I’m going to run PEG-MGF and IGF-LR3 alternately for four weeks at a time. Obviously it’s okay to run IGF-LR3 during a cycle, since steroids stimulate an increase in this naturally, anyway. What I actually do is run it at from 30-100mcg daily and 2iu hgh daily. Anything above 6iu hgh gives me sides, but igf does not, and igf is what actually grows new muscle cells, not hgh. HGH just stimulates igf production at the liver. Why I still take hgh is because exogenous igf supplementation shuts down natural hgh production, which will cause lethargy, among other things. HGH, not igf-1, is primarily responsible for converting t4 to t3, and keeping you lean.
IGF supplementation is only good for maybe 4 weeks because receptors desensitize, and need a break. Alternative protocols to avoid this suggest supplementing alternate days, etc.

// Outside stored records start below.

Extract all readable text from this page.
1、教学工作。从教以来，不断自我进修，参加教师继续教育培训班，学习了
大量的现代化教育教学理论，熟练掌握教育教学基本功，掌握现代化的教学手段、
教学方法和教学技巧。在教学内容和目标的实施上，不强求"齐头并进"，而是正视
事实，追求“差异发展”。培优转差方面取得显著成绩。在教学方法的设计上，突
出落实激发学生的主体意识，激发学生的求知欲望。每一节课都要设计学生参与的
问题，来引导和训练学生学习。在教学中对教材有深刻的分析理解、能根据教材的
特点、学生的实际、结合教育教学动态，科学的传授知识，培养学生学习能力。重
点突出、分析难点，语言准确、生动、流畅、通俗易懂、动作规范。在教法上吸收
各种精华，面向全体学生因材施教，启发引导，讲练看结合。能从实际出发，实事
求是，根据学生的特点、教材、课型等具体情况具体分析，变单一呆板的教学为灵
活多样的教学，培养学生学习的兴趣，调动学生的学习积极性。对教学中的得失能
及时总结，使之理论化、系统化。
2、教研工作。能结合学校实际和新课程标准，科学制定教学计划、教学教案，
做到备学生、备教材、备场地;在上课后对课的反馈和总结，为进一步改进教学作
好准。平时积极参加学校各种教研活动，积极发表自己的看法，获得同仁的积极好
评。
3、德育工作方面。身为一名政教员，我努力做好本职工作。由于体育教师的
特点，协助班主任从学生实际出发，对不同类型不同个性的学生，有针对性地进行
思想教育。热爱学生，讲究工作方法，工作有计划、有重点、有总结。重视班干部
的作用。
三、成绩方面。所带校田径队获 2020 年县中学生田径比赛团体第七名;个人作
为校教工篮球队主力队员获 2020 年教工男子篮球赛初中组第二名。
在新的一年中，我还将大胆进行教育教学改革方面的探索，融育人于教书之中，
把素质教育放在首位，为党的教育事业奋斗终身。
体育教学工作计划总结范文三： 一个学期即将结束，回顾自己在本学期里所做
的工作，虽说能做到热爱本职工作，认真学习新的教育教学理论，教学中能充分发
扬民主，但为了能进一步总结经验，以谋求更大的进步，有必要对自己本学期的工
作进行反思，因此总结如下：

I also have some interesting side thoughts regarding this, hgh, cycle length, etc., which I may discuss later. …Or maybe I’ll just discuss them now, though I want to focus on the original question. Some guys say to just keep running gear/hgh long term, and increase doses when gains stall. I’ve never had good luck with that. My research tells me that androgen receptors have been proven to upregulate, so that isn’t the issue. IGF-1 receptors downregulate, particularly after four weeks of high exposure. That makes me wonder if IGF-1 receptors, which are involved with the development of new muscle cells, are the limiting factor. Furthermore, IGF-1 and MGF conflict with eachother, and MGF is necessary to create new muscle cells that IGF-1 later helps grow. This makes me wonder if IGF-1 receptors and IGF-MGF conflicts are the limiting factors in steroid cycles. Sure, a longer steroid cycle may grow existing muscle cells, but new muscle cell development will be curbed with a long steroid/hgh cycle due to high IGF-1 levels for extended periods. This may be why some have better luck with shorter cycles.